Whenever I have the opportunity to visit an art museum I haven’t seen before I generally head to the Impressionists.  The National Gallery is a really serious museum with a wonderful collection of art that spans many, if not all of the major periods of art.  This is a real contrast to the art museums of say Italy, which can be enormous but only house one or two types of paintings, primarily of course Renaissance works.

The thing that I love about Impressionism is that it broke from the idea that art had to be a literal translation or reflection of its subject.   This was partly due to the advent of photography so that artists were no longer solely responsible for recording or recapping events in history in a documentary fashion.  This was good news for, well the art of art.

The thing that was important to the Impressionists was indeed the “impression” left by a particular scene.  They saw the beauty in the everyday, in the way light and color (as they liberally interpreted it) played on a particular subject and left a particular subject.  For this reason Impressionists frequently worked outdoors and finished works all in one sitting, something previously unheard of.

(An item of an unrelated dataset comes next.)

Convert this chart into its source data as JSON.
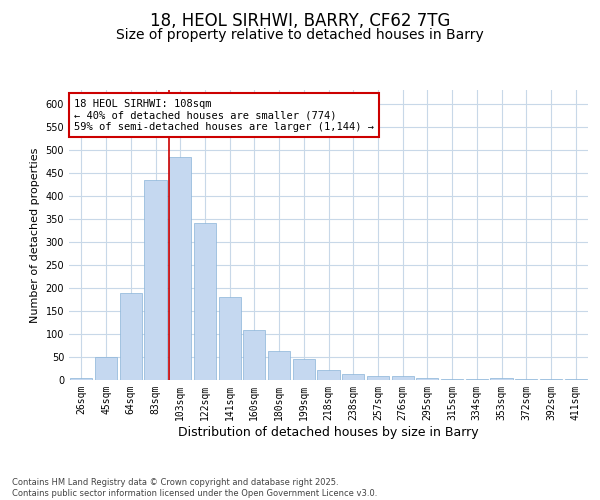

Early Impressionist painters were radicals in their time, breaking many of the rules of picture-making that had been set by earlier generations. Up until the Impressionists, history had been the accepted source of subject matter for paintings, but Impressionists looked instead to the many subjects in life around them. In doing so, they rejected attempts to portray ideal beauty, and instead sought the natural beauty of their surroundings at a given moment. They captured a fresh and original vision that often seemed strange and unfinished to the general public but in doing so they not only, in my opinion, created some of the most beautiful works of art, they enunciated a philosophy of beauty and art that I whole-heartedly embrace.

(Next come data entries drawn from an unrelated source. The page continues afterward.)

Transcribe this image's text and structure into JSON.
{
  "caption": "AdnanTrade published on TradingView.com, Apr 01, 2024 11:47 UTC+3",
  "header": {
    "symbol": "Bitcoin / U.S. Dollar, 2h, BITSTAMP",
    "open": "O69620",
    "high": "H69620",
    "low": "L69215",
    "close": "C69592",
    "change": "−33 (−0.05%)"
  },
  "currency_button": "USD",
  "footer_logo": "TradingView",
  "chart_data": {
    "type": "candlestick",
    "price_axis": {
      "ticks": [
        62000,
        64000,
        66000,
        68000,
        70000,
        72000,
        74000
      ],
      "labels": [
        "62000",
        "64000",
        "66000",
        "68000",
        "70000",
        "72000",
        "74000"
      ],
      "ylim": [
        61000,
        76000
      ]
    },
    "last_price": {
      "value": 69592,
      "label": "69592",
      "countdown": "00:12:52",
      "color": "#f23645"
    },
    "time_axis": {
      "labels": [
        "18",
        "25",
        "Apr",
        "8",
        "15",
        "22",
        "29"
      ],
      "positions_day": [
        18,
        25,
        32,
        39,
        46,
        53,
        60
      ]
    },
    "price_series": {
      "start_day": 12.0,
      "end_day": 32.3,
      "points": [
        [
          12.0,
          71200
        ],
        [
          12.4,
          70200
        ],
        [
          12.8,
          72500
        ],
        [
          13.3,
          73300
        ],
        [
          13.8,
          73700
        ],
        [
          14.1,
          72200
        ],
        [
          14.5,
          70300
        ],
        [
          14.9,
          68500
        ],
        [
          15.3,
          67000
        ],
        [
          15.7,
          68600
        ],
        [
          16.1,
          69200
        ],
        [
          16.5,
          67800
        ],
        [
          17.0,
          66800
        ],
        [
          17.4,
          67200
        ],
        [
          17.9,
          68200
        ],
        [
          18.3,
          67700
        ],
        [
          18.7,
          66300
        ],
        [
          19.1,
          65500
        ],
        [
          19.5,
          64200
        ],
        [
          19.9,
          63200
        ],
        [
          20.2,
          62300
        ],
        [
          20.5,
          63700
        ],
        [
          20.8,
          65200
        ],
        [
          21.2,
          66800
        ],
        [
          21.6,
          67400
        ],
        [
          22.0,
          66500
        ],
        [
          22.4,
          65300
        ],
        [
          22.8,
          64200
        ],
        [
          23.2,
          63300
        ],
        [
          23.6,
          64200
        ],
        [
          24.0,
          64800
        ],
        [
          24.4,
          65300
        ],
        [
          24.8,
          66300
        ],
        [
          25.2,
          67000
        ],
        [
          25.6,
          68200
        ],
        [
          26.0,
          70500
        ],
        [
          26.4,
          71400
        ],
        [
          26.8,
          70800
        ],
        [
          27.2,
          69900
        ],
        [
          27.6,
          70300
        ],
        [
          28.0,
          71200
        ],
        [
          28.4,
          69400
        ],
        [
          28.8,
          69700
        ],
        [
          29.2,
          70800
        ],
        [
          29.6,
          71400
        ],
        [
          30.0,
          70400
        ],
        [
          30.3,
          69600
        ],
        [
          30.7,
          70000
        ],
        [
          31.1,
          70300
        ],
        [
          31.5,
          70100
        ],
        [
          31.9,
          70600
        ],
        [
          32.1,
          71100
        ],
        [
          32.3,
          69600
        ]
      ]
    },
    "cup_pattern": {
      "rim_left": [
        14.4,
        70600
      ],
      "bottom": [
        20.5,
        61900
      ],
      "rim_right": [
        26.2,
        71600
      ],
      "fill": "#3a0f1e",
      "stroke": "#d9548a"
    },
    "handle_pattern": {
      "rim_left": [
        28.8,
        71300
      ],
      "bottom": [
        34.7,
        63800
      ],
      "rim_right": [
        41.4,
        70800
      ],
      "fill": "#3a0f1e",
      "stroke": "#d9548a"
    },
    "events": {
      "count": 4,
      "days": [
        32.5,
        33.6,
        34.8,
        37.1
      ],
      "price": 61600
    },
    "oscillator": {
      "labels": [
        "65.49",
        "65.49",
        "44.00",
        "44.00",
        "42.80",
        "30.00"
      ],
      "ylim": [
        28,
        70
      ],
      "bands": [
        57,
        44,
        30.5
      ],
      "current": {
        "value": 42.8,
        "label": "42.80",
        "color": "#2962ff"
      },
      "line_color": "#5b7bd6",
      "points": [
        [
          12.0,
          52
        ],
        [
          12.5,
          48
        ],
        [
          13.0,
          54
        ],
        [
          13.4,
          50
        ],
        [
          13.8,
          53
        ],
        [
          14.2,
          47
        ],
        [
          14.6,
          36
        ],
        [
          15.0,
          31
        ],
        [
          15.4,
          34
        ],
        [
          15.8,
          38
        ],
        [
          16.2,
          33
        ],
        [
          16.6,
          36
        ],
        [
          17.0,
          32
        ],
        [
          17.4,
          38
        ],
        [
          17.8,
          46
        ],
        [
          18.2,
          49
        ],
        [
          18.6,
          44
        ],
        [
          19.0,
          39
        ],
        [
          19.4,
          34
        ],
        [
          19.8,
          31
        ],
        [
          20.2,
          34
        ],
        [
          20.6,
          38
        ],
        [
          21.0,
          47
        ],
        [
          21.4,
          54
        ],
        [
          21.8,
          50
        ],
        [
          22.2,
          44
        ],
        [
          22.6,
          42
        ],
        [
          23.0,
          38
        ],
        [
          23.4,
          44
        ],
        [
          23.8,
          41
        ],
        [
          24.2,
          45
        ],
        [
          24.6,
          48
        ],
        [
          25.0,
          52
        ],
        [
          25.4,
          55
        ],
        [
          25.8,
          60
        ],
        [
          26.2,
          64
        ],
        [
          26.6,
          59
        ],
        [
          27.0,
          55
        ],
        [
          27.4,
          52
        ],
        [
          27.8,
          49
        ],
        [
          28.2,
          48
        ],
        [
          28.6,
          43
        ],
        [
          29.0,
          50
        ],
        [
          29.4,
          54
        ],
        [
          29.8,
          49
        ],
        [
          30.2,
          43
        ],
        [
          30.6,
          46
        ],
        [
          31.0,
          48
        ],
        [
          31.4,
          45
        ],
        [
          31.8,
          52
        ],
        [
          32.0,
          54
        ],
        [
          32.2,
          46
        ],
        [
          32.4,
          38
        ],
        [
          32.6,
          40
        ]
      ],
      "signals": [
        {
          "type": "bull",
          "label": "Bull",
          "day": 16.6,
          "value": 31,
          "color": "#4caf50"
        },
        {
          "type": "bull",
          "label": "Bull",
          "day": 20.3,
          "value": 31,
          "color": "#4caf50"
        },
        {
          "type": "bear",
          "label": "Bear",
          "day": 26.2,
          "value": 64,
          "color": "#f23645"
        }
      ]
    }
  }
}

There’s a healthy collection of Impressionism at the National Gallery, Van Gogh, Monet, Cezanne, Gauguin, Mary Cassat, to name a few.  One of my favorites is there, it’s the attached Manet entitled “The Railroad”.  The thing I love about it is that it sort of summarizes the Impressionist philosophy.  The particular image, a woman and her daughter waiting for a train, is of no particular importance and no particular “beauty” even.  But to the eye of an impressionist, it makes a beautiful impression of color, light and even character.

railroad

I think there’s real value to thinking like an Impressionist; in seeing the beauty of the mundane, the beauty of the impression for the impression itself, or the fact that the beauty of the impression is confined to a select few.  It’s the impressionist that would say that there is beauty all around us if we simply open up to see it, relieve ourselves of the definitions of beauty or significance and recognize that its impression is all around us.

A young girl gazes out the window of a restaurant, in the eyes of one beholder a reddish glow encircles her silken hair, her lambent skin exudes a pristine light, her eyes sparkle in a color unknown to even all nature, and the moment, the impression is alive to his eyes and his heart.  The moment with his daughter is of no historical significance but the Impressionist sees it as the art it is.